1. This case, so far as it relates to the granting of a mandatory injunction, is of undoubted importance to suitors in this Court, and it seems to me that the law on the point has been somewhat misapprehended in the Court below. It rather seems to have been assumed that if the cause of action which undoubtedly existed was established, a mandatory injunction to pull down the defendant's building or so much of it as might be necessary, would follow as a matter of course. The principal authorities on the subject have been cited and their effect I think is plain.
2. The cases have all fallen under one or other of two classes. The first kind of case is that of a man who has a right to light and air which is obstructed by his neighbour's building, and who brings his suit and applies for an injunction as soon as he can after the commencement of the building, or after it has become apparent that the intended building will interfere with his light and air; a number of cases under that head have been cited. A leading case is that of Dent v. The Auction Mart Company L.R. 2 Eq. 238. To the same class belong Aynsley v. Glover L.R. 18 Eq. 544; Smith, v. Smith L.R. 20 Eq. 500; Krehl v. Burrell L.R. 7 Ch. D. 551; Greenwoood v. Hormey L.R. 33 Ch. D. 471. Those cases all establish that although the remedy by mandatory injunction is always in the judicial discretion of the Court, and the circumstances of each case may be taken into consideration still as the general rule, and in the absence of special circumstances, if the injured man comes to Court on the first opportunity after the buildings have been, commenced, or on the first opportunity after he has seen that they will interfere with his rights, an injunction being necessary, a mandatory injunction is granted. On the other hand, however, there may be circumstances which will lead the Court to refuse the injunction, as has certainly been done in two cases-Senior v. Pawson L.R. 3 Eq. 330) and Holland v. Worley L.R. 26 Ch. D. 578.
3. The other class of cases comes under a different principle. When a plaintiff has not brought his suit or applied for an injunction at the earliest opportunity, but has waited till the building has been finished, and then asks the Court to have it removed a mandatory injunction will not generally be granted, though there might be cases where it would be.

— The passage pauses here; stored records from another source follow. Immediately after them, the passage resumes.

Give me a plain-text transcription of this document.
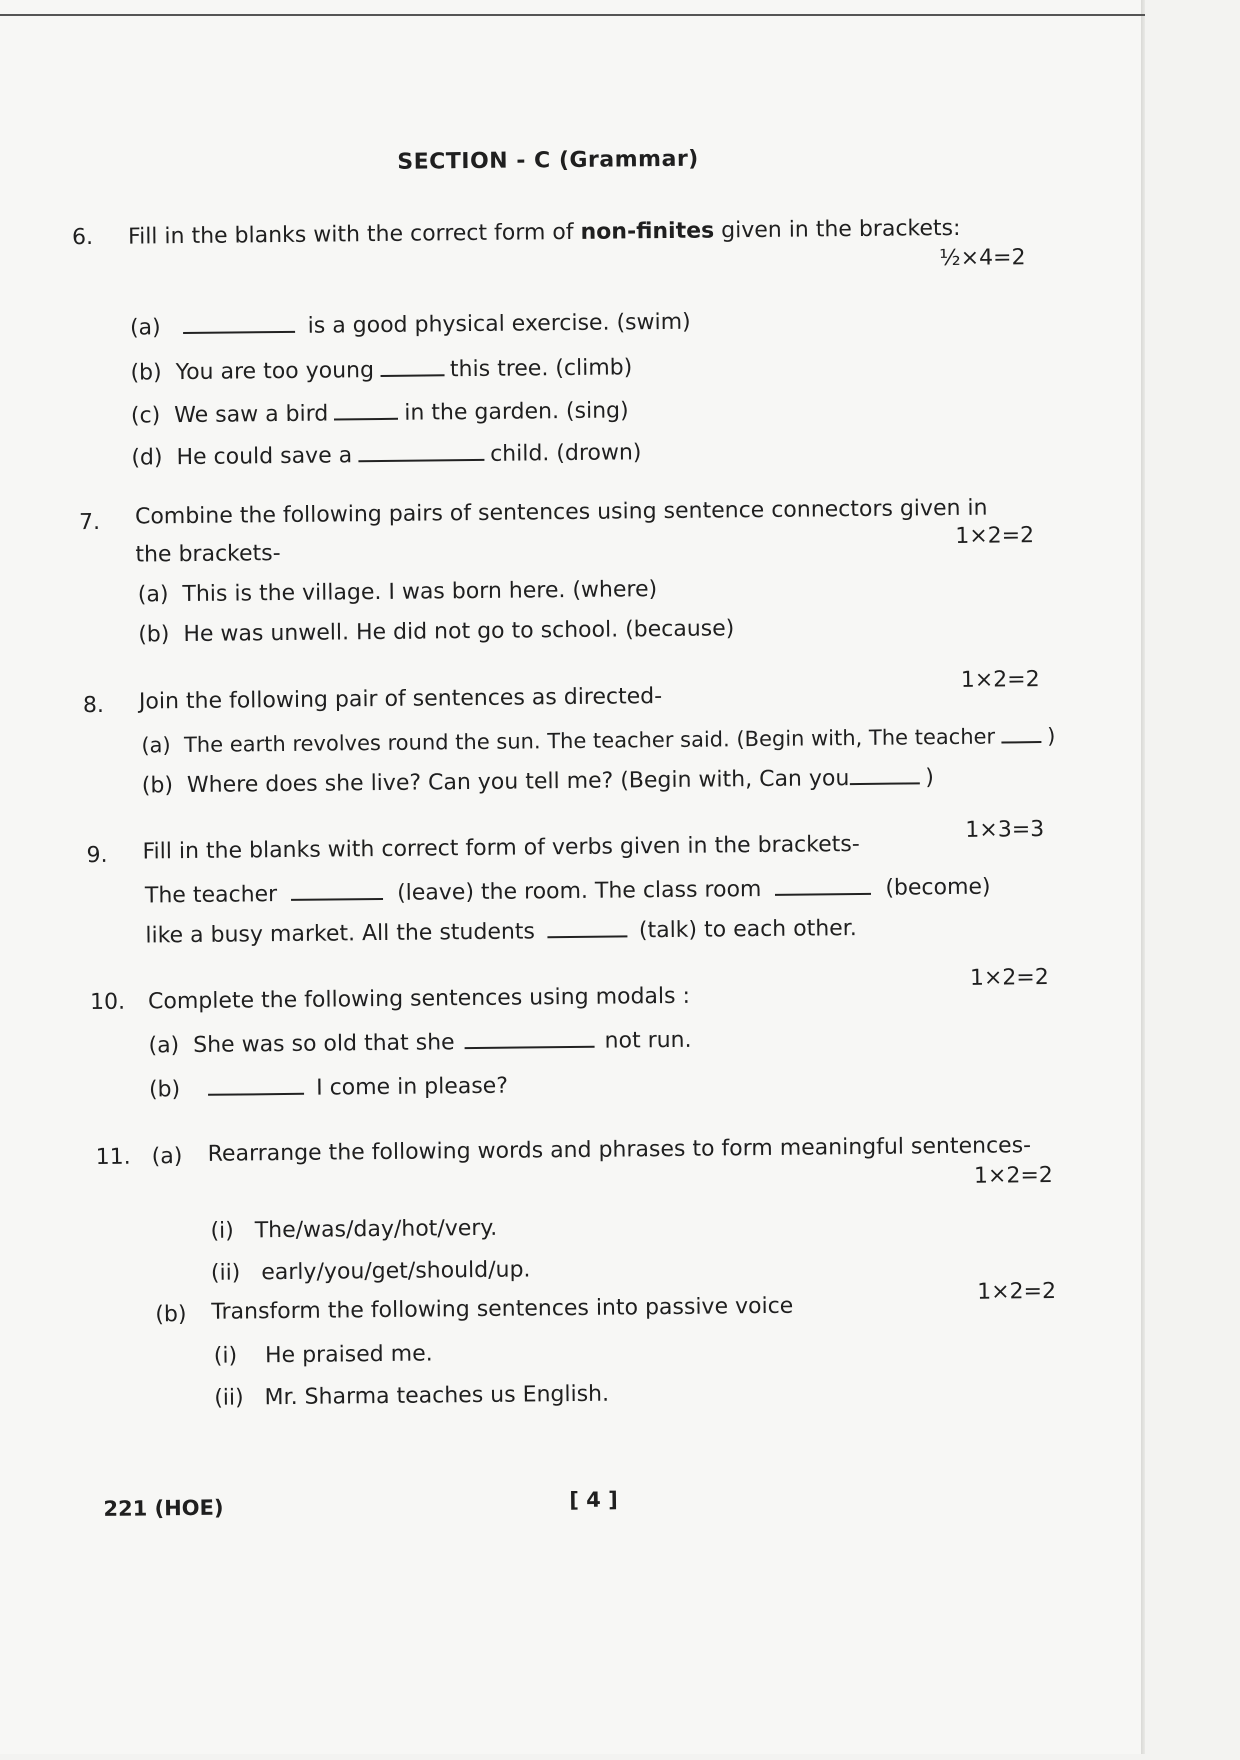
SECTION - C (Grammar)
6. Fill in the blanks with the correct form of non-finites given in the brackets:
½×4=2
(a)	is a good physical exercise. (swim)
(b) You are too young	this tree. (climb)
(c) We saw a bird	in the garden. (sing)
(d) He could save a	child. (drown)
7. Combine the following pairs of sentences using sentence connectors given in
the brackets-
1×2=2
(a) This is the village. I was born here. (where)
(b) He was unwell. He did not go to school. (because)
8. Join the following pair of sentences as directed-
1×2=2
(a) The earth revolves round the sun. The teacher said. (Begin with, The teacher )
(b) Where does she live? Can you tell me? (Begin with, Can you	)
9. Fill in the blanks with correct form of verbs given in the brackets-
1×3=3
The teacher	(leave) the room. The class room	(become)
like a busy market. All the students	(talk) to each other.
10. Complete the following sentences using modals :
1×2=2
(a) She was so old that she	not run.
(b)	I come in please?
11. (a) Rearrange the following words and phrases to form meaningful sentences-
1×2=2
(i) The/was/day/hot/very.
(ii) early/you/get/should/up.
(b) Transform the following sentences into passive voice
1×2=2
(i) He praised me.
(ii) Mr. Sharma teaches us English.
221 (HOE)	[ 4 ]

4. This is shown by the case of Isenberg v. The East Indian House Estate Company 3 De. G.J. & S. 263; Currers Company v. Corbett 2 Dr. & Sm. 355; Durell v. Pritchard L.R. 1 Ch. App. 244. The latter case came before the Loards Justices from a decision of the Master of the Rolls, and L.J. Turner lays down that it is within the jurisdiction of the Court to grant a mandatory injunction, but it ordinarily abstains from granting one unless under very special circumstances. The next case I would refer to-City of London Brewery Company v. Tennant L.R. 9 Ch. App. 212-where the jurisdiction of the Court to grant a mandatory injunction is reaffirmed, but it is added in the Judgment of Lord Selborne: 'We know, of course, that the Court is not in the habit of doing so except under special circumstances, but those circumstances may exist.' The same law is followed in Stanley of Alderley v. Shrewsbury L.R. 9 Eq. 616. There have been cases where mandatory injunctions have been granted. In Baxter v. Bowen 23 W.R. (Eng.), 334 a mandatory injunction was granted by Vice-Chancellor BACON, and his judgment was affirmed on appeal 23 W. R. (Eng.), 805]. But in that case the circumstances were peculiar. The thing removed was a mere shed, and there was something like an agreement between the parties that no objection should be taken on the ground of complainants having delayed in bringing their action. That case has been explained as a very special case in Gashin v. Ball L.R. 13 Ch. D. 329, where it is said: 'The Court will rarely interfere to pull down a building which has been erected without complaint. Baxter v. Bowen 23 W.R. (Eng.), 805] was a very special case, just one of those exceptions which prove the rule.' Certain circumstances have been relied on in this case as making it a special one, particularly the notice which the plaintiff's witnesses say they gave to the defendants not to continue the building so as to obstruct the plaintiff's rights. The learned Judge in the Court below has believed these witnesses, and I accept his finding; but the authorities show that mere notice, not followed by legal proceedings, is not sufficient.
5. That is how matters stand, so the English authorities, and, I think, the Indian authorities are, to the same effect. I had occasion to refer to the authorities in the case of the Shamnugger Jute Factory v. Ram Narain Chatterjee I.L.R. 14 Cal. 189. I only refer to that case because on pages 200-201 a good many of the authorities are collected. A Bombay case was cited, which, it was contended, is inconsistent with this view of the law, Jamnadas Shankarlal v. Atmaram Harjivan I.L.R. 2 Bom. 138. There, under the circumstances of the case, a mandatory injunction was granted; but we cannot, I think, regard that case as laying down any broad rule that mandatory injunctions are to be granted as a matter of course; but it appears to me the law on this point is well settled.